Human immunodeficiency virus (HIV) infection is characterized by depletion in CD4+ T cells and persistent immune activation as a result of epithelial barrier disruption and systemic translocation of microbial products. Immune targets of HIV such as CD4+ T cells, macrophages, and dendritic cells have been the main research focus for many years, but modifications in these cell types have not explained HIV-induced epithelial damage. For this reason, better understanding of epithelial cell metabolism and interactions with gut microbiota has been an important aspect of intestinal barrier function in HIV. Studies have shown that treatment with probiotic microbiota can positively impact mucosal immune responses, support renewal of the gut epithelial barrier, and suppress inflammation. We utilized injections of probiotic L. plantarum in a ligated ileal loop model in chronic SIV-infected rhesus macaques to investigate mechanisms of epithelial damage and repair. Through a metabolomics approach, I found that epithelial cell damage may be linked to malonate accumulation, activating transcription factor NF-kB and downstream epithelial damage. Treatment with L. plantarum reduced levels of malonate in the gut and repaired epithelial integrity. We want to investigate the role of malonate metabolism in the gut to answer mechanistic questions regarding the role of microbiota in modulating gut barriers and the immune system in HIV and other inflammatory diseases. First, we will test the source of malonate overproduction in HIV infection using cell culture models and proteomic analysis. Then, we will assess the molecular mechanisms of NF-kB activation by malonate accumulation and determine if inhibiting this pathway genetically could prevent phenotypic changes in epithelial integrity. Finally, we will evaluate the ability of L. plantarum to reduce epithelial damage through malonate reduction. The outcomes from this study will address the immunometabolomic connection between gut microbiota and host cell function in HIV infection. Identifying regulatory elements of chronic gut inflammation and damage will be an essential contribution to research in autoimmune or infectious diseasees targeting the gastrointestinal tract. Hypothesis 1: Epithelial barrier damage is induced by increased malonate production in response to HIV infection.

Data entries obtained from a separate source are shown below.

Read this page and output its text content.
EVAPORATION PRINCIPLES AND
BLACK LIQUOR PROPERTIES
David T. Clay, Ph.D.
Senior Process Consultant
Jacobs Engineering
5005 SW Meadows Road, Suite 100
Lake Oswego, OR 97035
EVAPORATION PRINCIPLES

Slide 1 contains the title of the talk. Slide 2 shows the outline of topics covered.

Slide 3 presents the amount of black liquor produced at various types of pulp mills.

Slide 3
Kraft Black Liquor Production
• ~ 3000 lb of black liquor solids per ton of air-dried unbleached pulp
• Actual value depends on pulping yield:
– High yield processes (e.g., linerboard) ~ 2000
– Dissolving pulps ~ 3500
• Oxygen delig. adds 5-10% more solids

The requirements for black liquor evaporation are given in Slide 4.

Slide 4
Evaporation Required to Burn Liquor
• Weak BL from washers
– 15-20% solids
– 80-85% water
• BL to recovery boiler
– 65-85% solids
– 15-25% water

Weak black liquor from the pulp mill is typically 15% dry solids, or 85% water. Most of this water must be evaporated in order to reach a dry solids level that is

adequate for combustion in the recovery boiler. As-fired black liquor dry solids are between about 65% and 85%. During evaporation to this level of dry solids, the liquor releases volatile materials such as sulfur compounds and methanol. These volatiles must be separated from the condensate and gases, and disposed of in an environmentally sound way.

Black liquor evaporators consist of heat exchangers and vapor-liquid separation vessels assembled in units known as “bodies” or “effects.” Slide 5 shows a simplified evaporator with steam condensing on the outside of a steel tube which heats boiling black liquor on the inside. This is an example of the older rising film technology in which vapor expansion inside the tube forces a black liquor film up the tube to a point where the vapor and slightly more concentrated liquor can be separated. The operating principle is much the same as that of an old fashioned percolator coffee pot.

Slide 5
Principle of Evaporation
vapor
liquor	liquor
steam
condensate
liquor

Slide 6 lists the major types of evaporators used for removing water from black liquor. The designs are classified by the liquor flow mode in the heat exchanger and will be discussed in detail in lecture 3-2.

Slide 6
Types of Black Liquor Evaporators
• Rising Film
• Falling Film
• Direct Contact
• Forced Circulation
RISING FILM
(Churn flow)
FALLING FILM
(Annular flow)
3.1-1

Furthermore, we hypothesize that L. plantarum can restore epithelial barrier integrity by reducing malonate accumulation.
Aim 1 : To demonstrate that epithelial cells produce excess malonate in response to HIV infection Aim 2: To determine if malonate induces NF-kB activation through post-translational malonylation Aim 3: To investigate the ability of L. plantarum to repair epithelial damage through malonate reduction
HIV continues to be a major global challenge among infectious diseases, and there is currently no effective treatment for viral eradication and immune recovery. The proposed project seeks to investigate the mechanism by which probiotic microbes repair HIV-induced damage to the gut, the major site of early viral establishment and persistent immune activation. Elucidating the role of gut microbiota in epithelial repair will provide better understanding of HIV pathogenesis and new targets for therapeutic intervention.